Most organizations try to handle transparency at the application level by adding logs to individual agents, creating custom dashboards, or using vendor-specific tools. This works for a few agents but fails when you have hundreds or thousands of them across the enterprise.
At scale, application-level transparency causes fragmentation. Each agent or framework creates its own logs in different formats. Policies are set per deployment instead of enforced consistently. Audit trails are spread across systems, clouds, and vendors. When regulators ask what happened, you have to gather evidence from many disconnected places.
This is especially important to understand for organizations that have already invested heavily in platform-native agents. Salesforce Agentforce is genuinely powerful for CRM workflows. Workday’s agentic capabilities make real sense for HR and finance. These platforms deliver enormous value within their domains, and that investment is worth protecting. The important thing to understand is that platform-native observability is bounded by platform-native visibility. Agentforce can tell you exactly what a Salesforce agent did inside Salesforce. It wasn’t designed to tell you what that agent triggered in your ERP, your data warehouse, or your customer data platform. The gap appears at the edges, where platforms meet and agents cross system boundaries.
This is a solvable problem. It does not require replacing what already works. It requires one deliberate architectural decision: where does governance live?
The answer is the infrastructure level. A unified orchestration and governance layer manages agent deployment, enforces permissions, and maintains a complete, traceable record of every action across all systems. When that layer exists, your existing platform investments do not become liabilities. They become governed assets. Salesforce, Workday, whatever comes next, all operating within a single, observable, auditable infrastructure.
That’s the difference between 1,000 agents you can trust and 1,000 agents you are hoping behave.
Figure 1: From AI Agent Sprawl to a Governed Agentic AI System
Why Transparency Is a Critical Piece of Governance
Transparency is not optional for mature organizations. It is the foundation of governance.

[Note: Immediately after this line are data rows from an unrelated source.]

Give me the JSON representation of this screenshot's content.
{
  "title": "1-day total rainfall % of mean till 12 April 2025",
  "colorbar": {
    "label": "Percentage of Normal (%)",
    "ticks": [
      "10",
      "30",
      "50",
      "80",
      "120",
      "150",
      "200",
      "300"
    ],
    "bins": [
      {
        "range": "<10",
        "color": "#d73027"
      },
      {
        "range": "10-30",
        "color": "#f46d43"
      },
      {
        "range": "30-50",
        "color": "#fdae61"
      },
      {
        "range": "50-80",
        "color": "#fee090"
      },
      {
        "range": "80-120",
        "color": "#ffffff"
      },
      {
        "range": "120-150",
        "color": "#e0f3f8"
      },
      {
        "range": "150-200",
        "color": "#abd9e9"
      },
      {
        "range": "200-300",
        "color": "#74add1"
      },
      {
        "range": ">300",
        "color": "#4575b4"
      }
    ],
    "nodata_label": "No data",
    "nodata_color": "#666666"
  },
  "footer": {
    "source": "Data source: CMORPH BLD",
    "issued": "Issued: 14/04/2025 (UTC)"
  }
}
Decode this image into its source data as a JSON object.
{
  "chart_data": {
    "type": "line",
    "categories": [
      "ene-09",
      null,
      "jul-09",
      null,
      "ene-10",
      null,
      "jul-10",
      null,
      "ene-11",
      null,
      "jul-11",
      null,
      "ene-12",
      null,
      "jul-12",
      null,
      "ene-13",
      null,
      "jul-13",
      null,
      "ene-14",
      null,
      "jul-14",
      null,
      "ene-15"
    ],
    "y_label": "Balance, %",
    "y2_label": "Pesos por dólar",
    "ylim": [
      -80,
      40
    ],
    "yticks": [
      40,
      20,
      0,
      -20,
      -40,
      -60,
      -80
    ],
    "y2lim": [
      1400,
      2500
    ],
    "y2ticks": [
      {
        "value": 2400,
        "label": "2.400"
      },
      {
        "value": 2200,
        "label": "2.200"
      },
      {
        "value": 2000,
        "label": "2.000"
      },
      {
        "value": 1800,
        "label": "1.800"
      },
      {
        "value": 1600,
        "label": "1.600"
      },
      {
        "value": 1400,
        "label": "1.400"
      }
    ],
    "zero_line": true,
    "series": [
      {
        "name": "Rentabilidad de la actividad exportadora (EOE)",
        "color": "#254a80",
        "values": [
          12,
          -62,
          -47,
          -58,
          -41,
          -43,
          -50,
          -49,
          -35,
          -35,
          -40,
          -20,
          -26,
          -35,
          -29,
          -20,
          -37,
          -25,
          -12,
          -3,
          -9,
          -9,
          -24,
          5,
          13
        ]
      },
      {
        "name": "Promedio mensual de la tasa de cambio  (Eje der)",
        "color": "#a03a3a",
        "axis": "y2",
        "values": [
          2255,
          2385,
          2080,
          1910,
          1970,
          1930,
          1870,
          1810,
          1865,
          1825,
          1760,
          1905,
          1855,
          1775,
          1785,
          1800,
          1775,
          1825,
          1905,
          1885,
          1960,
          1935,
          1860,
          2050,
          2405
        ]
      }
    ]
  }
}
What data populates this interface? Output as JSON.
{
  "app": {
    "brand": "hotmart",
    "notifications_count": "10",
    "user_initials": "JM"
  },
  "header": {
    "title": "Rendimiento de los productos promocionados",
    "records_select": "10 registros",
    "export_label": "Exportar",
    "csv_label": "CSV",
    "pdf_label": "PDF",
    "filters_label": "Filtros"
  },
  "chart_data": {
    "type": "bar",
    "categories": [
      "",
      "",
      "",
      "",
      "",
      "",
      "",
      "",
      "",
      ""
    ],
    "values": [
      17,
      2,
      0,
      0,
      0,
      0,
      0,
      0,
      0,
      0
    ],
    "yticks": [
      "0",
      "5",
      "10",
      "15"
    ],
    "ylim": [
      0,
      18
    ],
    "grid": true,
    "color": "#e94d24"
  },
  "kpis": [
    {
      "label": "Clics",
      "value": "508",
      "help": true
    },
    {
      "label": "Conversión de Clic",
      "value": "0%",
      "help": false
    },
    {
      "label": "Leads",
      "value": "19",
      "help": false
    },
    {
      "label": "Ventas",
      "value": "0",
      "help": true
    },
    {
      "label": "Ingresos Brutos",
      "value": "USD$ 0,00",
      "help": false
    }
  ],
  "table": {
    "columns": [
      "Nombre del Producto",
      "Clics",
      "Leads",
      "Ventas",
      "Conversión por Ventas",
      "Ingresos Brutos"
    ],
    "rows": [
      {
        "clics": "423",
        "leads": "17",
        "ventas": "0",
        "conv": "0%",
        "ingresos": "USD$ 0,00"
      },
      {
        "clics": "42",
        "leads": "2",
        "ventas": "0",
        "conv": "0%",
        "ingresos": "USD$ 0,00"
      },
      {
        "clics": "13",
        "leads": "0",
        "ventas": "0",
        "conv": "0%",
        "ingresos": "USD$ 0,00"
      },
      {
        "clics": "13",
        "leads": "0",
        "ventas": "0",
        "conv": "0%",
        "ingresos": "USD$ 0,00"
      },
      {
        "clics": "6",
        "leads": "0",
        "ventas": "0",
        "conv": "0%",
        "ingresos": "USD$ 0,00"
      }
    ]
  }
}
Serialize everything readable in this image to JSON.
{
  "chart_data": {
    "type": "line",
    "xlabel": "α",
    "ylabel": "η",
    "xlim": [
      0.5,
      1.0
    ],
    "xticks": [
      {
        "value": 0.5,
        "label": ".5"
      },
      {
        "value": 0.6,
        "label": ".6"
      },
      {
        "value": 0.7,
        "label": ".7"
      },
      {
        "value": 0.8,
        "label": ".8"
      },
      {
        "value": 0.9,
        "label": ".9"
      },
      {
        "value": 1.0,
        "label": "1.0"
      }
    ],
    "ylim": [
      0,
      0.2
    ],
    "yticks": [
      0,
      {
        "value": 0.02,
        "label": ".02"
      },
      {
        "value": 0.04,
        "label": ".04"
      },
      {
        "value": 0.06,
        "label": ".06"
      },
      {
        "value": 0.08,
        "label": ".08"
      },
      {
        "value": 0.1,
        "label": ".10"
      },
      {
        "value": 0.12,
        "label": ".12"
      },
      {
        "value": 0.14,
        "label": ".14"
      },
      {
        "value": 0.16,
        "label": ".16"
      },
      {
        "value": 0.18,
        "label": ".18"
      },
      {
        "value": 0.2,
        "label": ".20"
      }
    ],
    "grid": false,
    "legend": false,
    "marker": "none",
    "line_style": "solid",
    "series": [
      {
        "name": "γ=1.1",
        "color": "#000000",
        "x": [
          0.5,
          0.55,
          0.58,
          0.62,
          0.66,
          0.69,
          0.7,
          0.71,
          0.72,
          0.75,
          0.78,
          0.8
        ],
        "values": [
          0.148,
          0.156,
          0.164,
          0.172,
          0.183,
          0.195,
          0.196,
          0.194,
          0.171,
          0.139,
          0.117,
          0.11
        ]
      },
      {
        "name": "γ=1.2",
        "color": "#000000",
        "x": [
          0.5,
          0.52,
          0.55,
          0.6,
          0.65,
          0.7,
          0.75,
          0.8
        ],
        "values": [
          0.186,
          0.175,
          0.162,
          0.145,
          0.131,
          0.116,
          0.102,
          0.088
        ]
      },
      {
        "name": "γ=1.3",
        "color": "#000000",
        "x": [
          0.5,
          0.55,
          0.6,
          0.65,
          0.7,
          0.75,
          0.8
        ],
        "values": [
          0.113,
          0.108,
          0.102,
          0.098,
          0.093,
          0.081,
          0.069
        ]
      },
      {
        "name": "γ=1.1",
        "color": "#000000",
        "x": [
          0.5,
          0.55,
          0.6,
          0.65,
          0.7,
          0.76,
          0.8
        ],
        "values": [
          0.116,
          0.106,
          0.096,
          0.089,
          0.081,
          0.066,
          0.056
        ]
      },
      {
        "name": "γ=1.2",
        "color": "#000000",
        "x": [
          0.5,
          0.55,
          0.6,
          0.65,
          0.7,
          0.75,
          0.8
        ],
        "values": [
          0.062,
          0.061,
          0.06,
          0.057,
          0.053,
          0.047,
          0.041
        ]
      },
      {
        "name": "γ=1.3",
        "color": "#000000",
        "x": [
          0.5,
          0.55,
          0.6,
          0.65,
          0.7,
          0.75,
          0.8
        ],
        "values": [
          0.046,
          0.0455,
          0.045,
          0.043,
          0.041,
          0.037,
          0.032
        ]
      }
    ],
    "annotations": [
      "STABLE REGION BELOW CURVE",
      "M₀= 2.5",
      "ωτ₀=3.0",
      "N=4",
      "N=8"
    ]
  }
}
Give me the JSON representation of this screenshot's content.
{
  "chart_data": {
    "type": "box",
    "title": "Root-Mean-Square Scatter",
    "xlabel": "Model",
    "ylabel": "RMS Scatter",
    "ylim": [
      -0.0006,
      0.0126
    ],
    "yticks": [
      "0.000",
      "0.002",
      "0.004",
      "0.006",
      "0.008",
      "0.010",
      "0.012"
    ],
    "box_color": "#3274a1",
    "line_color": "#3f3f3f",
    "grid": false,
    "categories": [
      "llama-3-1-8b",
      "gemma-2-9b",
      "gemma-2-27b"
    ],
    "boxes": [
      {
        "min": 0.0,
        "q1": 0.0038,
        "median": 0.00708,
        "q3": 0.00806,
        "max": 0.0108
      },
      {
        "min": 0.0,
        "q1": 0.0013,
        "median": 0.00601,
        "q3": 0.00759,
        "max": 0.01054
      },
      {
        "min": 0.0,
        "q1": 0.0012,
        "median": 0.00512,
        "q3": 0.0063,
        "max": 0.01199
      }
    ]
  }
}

Consider what governance requires. Accountability means knowing who approved an action and why. Compliance means proving actions follow policy. Trust means demonstrating that systems work as intended. None of this is possible without transparency. Without clear insight into agent behavior, governance falls short.
The regulatory landscape reinforces this. According to Gartner, by 2027 AI governance will be required by all sovereign AI laws and regulations worldwide. Organizations that cannot demonstrate how their agents make decisions will face regulatory scrutiny.
The market is responding accordingly. Gartner predicts that by 2027, 75% of AI platforms will include AI governance and responsible AI features, making governance a key area of competition. When evaluating agentic AI platforms and agent builders, governance is a structural filter, not a checklist item.
Transparency is the first step. It supports accountability by making decisions visible. It supports compliance by proving policies are followed. It builds trust by making agent behavior clear. All other governance features rely on it.
At OneReach, our view is very simple: Governance is not a feature. It is the prerequisite for AI to become an asset.
Next week, we’re publishing Designing for Trust – Part 2: A Framework for Transparency and Observability, a deeper look at the principles and practices that make intelligent systems legible, accountable, and trustworthy.
FAQs About Transparency in Agentic AI Systems
1. Why doesn’t application-level monitoring work for agentic AI?
It breaks down at scale. When each agent has its own logs and tools, you end up with disconnected data, inconsistent formats, and no single view of what’s happening. That makes it hard to trace decisions or respond to issues. What works for a handful of agents becomes unmanageable with hundreds.
2. What does transparency mean in agentic AI systems?
It means you can trace what an agent did and why. That includes the data it used, the steps it took, the policies it followed, and the outcome it produced. Without that level of visibility, you can’t debug issues, explain decisions, or audit behavior.
3. Why does transparency need to be built into the infrastructure?
Because that’s the only place you can enforce consistency. An infrastructure layer can capture activity across all agents, systems, and platforms in one place. That gives you a complete audit trail and makes governance possible without stitching together data from multiple tools.